On Wednesday the FBI announced that it had arrested Rezwan Ferdaus, a Northeastern University graduate in physics, for allegedly plotting to fly model planes packed with explosives into government buildings in Washington, DC, and elsewhere. As with previous sting operations, the actual plot, reliant on equipment provided by undercover FBI agents, was never going to take place.
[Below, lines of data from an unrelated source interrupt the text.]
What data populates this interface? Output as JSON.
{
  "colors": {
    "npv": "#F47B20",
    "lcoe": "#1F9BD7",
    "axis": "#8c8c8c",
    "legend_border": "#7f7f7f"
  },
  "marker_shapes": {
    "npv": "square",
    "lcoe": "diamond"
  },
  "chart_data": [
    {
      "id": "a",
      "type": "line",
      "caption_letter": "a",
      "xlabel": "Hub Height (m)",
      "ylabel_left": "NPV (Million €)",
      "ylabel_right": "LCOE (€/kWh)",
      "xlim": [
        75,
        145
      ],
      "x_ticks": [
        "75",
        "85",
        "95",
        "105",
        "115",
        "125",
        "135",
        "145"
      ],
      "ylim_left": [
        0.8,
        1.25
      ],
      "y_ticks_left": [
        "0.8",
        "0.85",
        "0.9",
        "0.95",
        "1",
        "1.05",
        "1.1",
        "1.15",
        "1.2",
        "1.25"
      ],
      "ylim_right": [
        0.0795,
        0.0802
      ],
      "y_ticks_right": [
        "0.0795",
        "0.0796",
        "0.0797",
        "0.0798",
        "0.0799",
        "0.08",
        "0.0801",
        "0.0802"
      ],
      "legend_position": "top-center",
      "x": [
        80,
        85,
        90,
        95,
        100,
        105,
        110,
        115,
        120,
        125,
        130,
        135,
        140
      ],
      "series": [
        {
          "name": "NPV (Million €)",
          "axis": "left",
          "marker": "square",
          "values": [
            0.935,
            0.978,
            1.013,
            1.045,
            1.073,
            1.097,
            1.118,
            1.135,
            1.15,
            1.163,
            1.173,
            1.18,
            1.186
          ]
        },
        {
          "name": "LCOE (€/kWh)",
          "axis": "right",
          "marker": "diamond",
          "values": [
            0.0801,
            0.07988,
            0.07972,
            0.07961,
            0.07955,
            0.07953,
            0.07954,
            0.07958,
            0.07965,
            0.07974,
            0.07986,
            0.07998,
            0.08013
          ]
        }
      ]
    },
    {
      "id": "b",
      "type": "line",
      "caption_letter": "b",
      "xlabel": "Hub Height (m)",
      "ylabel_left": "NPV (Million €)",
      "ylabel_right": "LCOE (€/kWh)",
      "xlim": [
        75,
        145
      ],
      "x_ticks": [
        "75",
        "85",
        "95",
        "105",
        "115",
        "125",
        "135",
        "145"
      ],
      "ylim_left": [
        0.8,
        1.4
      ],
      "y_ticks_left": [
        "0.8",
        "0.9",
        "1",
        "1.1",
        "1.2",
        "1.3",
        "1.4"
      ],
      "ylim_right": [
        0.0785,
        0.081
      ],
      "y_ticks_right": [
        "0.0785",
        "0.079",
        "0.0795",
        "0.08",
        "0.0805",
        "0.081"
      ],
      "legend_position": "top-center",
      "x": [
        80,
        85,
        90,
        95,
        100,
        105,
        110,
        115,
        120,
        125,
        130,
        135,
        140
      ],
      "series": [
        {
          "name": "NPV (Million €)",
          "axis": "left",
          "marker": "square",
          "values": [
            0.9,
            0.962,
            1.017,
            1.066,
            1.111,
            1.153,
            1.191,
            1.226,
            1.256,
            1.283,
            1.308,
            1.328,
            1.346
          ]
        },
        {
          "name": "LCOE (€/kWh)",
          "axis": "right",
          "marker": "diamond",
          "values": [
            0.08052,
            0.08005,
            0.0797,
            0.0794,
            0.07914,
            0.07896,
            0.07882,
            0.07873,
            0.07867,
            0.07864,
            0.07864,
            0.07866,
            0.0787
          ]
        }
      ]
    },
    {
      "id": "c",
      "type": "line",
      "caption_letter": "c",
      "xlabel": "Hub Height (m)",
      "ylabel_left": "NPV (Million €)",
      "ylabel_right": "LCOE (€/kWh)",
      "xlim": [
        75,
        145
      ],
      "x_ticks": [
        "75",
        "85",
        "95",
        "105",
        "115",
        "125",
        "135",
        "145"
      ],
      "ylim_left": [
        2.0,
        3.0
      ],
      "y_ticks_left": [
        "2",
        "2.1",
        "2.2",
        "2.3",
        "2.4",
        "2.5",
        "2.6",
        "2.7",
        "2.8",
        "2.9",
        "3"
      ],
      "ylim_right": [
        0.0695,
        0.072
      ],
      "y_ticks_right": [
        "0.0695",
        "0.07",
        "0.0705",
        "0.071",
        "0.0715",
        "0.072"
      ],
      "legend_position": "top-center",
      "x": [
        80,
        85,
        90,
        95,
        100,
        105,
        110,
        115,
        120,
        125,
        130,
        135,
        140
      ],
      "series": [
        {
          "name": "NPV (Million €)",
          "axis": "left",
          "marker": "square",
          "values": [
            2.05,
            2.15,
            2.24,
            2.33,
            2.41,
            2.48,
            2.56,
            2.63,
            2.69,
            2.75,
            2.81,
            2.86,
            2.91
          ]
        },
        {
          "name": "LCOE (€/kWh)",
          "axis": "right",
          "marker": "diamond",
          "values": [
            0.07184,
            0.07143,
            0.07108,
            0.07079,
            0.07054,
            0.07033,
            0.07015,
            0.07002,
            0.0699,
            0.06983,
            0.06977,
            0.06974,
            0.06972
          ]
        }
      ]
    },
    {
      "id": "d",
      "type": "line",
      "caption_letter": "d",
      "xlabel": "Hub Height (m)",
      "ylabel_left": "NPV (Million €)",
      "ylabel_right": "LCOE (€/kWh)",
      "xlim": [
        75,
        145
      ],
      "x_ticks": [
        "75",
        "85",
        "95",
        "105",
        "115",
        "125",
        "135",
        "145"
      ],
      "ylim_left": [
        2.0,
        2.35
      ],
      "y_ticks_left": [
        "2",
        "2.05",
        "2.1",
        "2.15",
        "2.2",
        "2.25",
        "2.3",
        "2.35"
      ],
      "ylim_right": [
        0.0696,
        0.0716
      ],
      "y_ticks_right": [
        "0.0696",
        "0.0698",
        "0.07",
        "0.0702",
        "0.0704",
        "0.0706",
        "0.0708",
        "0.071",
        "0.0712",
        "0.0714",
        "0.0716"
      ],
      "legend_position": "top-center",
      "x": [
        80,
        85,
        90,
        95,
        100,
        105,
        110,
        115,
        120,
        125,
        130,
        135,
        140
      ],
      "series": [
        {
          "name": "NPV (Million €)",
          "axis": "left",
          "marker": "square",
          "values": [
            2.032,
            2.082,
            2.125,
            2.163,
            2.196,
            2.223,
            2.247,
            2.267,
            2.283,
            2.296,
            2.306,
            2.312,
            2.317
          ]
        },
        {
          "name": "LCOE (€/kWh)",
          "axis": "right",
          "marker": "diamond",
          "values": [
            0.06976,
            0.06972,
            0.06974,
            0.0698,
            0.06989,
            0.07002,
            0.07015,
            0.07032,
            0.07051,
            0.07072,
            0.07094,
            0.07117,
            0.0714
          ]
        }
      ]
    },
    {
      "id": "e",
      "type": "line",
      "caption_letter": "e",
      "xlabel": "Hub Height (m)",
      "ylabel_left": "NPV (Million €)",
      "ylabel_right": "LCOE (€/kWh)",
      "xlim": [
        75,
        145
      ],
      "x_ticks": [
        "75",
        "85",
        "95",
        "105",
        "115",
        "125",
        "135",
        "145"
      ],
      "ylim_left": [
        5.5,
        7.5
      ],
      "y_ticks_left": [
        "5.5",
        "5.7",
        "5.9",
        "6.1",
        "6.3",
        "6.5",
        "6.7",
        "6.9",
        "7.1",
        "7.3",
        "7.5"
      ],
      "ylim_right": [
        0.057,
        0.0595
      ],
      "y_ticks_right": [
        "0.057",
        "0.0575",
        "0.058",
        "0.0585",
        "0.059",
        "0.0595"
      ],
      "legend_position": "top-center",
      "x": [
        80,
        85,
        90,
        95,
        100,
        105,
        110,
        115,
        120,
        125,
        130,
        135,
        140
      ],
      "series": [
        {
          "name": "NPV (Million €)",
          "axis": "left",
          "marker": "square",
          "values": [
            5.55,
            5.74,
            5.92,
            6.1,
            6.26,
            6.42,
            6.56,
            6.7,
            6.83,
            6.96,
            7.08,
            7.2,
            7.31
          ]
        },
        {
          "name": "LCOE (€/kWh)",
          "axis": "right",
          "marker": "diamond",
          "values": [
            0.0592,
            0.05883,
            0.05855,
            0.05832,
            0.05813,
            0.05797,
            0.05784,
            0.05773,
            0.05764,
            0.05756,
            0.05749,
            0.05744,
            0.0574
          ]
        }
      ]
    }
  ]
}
Unlike previous sting operations, the FBI got the target to outline the entire thing in writing.
"It seems like the FBI intentionally trying to ensure the entrapment defense couldn't be mounted," says Karen Greenberg of the Fordham Center on National Security.
According to the criminal complaint, Ferdaus handed the FBI agents a thumb drive with a plan described as "extremely detailed, well written, and annotated with numerous pictures." Ferdaus doesn't appear to have found anything suspicious about two supposed Al Qaeda operatives asking for what sounds, essentially, like a grant proposal.
As Trevor Aaronson reported in the September/October issue of Mother Jones, the FBI has relied increasingly on these kinds of sting operations as they try to shift focus from "professional" terrorists to "lone wolf" types who haven't received any kind of formal training. The government has come under criticism from civil liberties advocates who say that the government is using agent provocateurs to manufacture terror plots involving people who might not otherwise have committed crimes.